Ainda que fosse, dentre eles, a figura diante do arco mais delicado por estar distante do clube e, pela primeira vez em tela, retratando sua bissexualidade, foi ela quem teve a história mais truncada. A série deliberadamente tirou a chance do público de vê-la amadurecer, reservando etapas importantes do seu crescimento para meras linhas de diálogo com terceiros. O relacionamento com Jack (Jodi Balfour) mesmo, que tinha tudo para ser significativo para a personagem tanto do ponto de vista pessoal, quanto profissional, foi encurtado de tal forma que deixou no ar por que os criadores o propuseram em primeiro lugar. Considerando que Ted Lasso foi capaz de repetir aqui o êxito das temporadas anteriores e dar aos personagens mais coadjuvantes, como Will (Charlie Hiscock), seu momento de brilhar, é difícil não se frustrar com a decisão de tomar atalhos na hora de explorar uma das pessoas mais relevantes — para devolvê-la praticamente ao mesmo lugar.

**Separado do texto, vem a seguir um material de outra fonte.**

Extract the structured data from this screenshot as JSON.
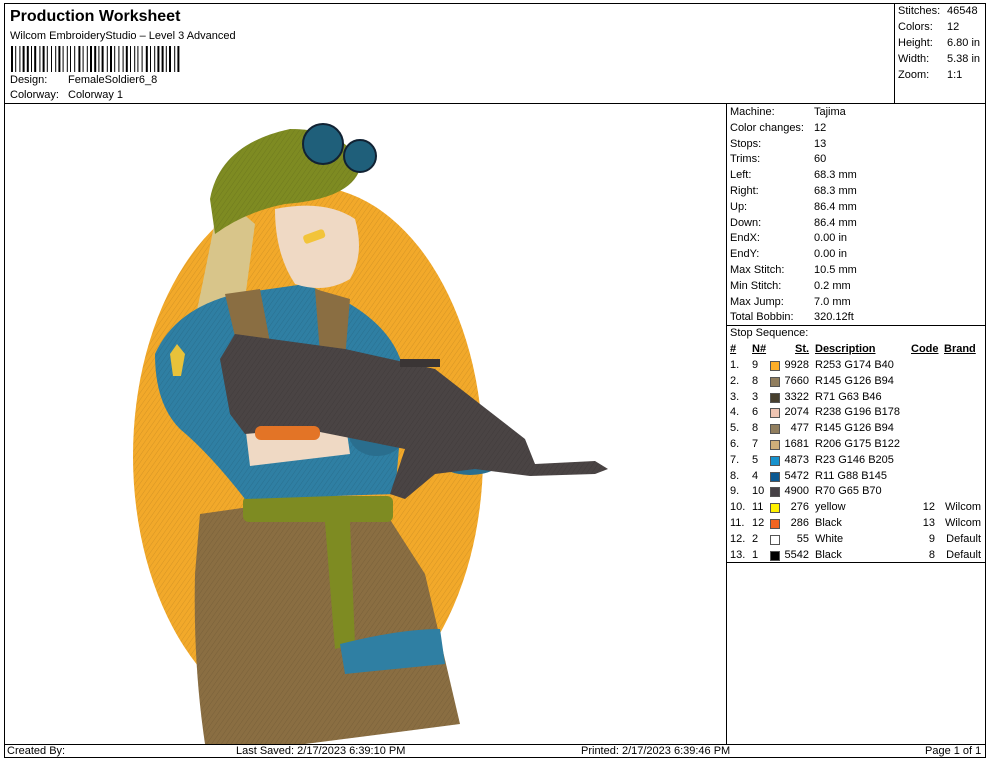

É verdade que Keeley foi a vítima mais notória da temporada, porque os já mencionados Jamie e Nate não só tiveram tempo de tela suficiente para ir do ponto A ao B, como seus intérpretes tiraram todo proveito da situação. Mohammed fez o que parecia impossível: aproveitando a condução doce e esperta do roteiro, o ator criou todas as condições para a redenção do agora treinador, lembrando por quê torcemos por ele lá atrás. Agora, Dunster simplesmente colocou a série debaixo do braço e fez o que quis. Ele é o claro ponto de destaque neste ano de Ted Lasso, e genuinamente não seria nada absurdo vê-lo ser reconhecido com uma indicação ao Emmy. Ele, sim, deu nuance para um personagem que, na primeira temporada, parecia unidimensional — e o fez sem aparentar esforço.

Entre erros e acertos, Ted Lasso não perdeu de vista seu objetivo primordial e foi capaz de criar momentos de aquecer o coração. A entrevista coletiva de Roy (Brett Goldstein) após a expulsão de Isaac (Kola Bokinni) é apenas a menção mais óbvia, porque daria para citar a conciliação do capitão com Colin (Billy Harris), a desventura de Rebecca (Hannah Waddingham) em Amsterdã ou, mesmo, um punhado de outros. De fato, nunca foi sobre vencer o campeonato inglês, mas sim sobre recuperar a humanidade dessa equipe — e foi esse espírito pouco cínico que esses trechos encapsularam.

Ironicamente, por mais que essas cenas sejam recompensadoras, elas não são suficientes para tornar esta temporada excelente. Na verdade, talvez nem mesmo ótima. É por saber o que a série pode oferecer enquanto construção de arco que é particularmente decepcionante ver alguns desses artifícios se tornarem muletas, em vez de alicerces para jornadas emocionais genuínas. Há satisfação em entender as piadas e piscadelas, chorar aqui e ali e se contentar com o felizes para sempre temporário. Mas, em comparação aos anos anteriores, dessa vez Ted Lasso foi um pouco poliana demais para seu próprio bem.